Exxon oil spill on Yellowstone River
An absorbent boom is placed after an oil spill along the Yellowstone River in Laurel, Montana, July 5, 2011. An Exxon Mobil pipeline ruptured on Friday night about 150 miles downstream from Yellowstone National Park near the town of Laurel, Montana, just southwest of Billings, dumping up to 1,000 barrels, or 42,000 gallons, of crude oil into the flood-swollen river. REUTERS

The U.S. Justice Department and the state of Alaska have failed repeatedly to collect money for a long-term recovery plan from Exxon Mobil Corporation (NYSE: XOM) after its tanker spilled millions of gallons of oil off the Alaska coast almost 25 years ago, an environmental group said Monday.

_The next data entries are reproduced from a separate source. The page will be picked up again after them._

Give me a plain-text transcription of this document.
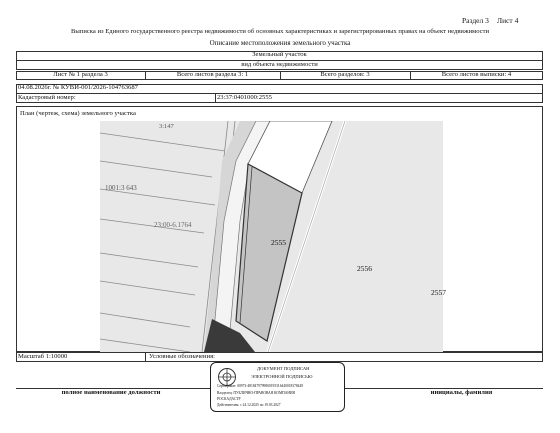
Раздел 3 Лист 4
Выписка из Единого государственного реестра недвижимости об основных характеристиках и зарегистрированных правах на объект недвижимости
Описание местоположения земельного участка
Земельный участок
вид объекта недвижимости
Лист № 1 раздела 3	Всего листов раздела 3: 1	Всего разделов: 3	Всего листов выписки: 4
04.08.2026г. № КУВИ-001/2026-104763687
Кадастровый номер:	23:37:0401000:2555
План (чертеж, схема) земельного участка
3:147
1001:3 643
23:00-6.1764
2555
2556
2557
Масштаб 1:10000	Условные обозначения:
полное наименование должности	инициалы, фамилия
ДОКУМЕНТ ПОДПИСАН
ЭЛЕКТРОННОЙ ПОДПИСЬЮ
Сертификат: 00973-4818479799800195316440018378449
Владелец: ПУБЛИЧНО-ПРАВОВАЯ КОМПАНИЯ
РОСКАДАСТР
Действителен: с 24.12.2025 по 19.03.2027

In a recent court filing, both the Justice Department and Alaska said they were “still waiting for long overdue scientific studies before collecting a final $92 million claim to implement the recovery plan for unanticipated harm to fish, wildlife and habitat,” Public Employees for Environmental Responsibility, or PEER, said in statement.

In 1989 the tanker Exxon Valdez spilled more than 11 million gallons of crude oil on the Alaskan coast. In 1991 a settlement of $1 billion was reached with Exxon, now Exxon Mobil. The deal also called for an added payment of up to $100 million for unknown environmental damages, the statement read.

In 2006 the U.S. and Alaska submitted a demand that the giant energy company pay $92 million to fund the recovery efforts, but because of delays they still have not seen the money.

“Amazingly, it’s been seven years since the government demanded this payment from Exxon but they have yet to collect a dime,” said Rick Steiner, a PEER board member. “This travesty may be a foreshadowing of the official neglect we can expect after spills that will surely occur from drilling in the Arctic Outer Continental Shelf.”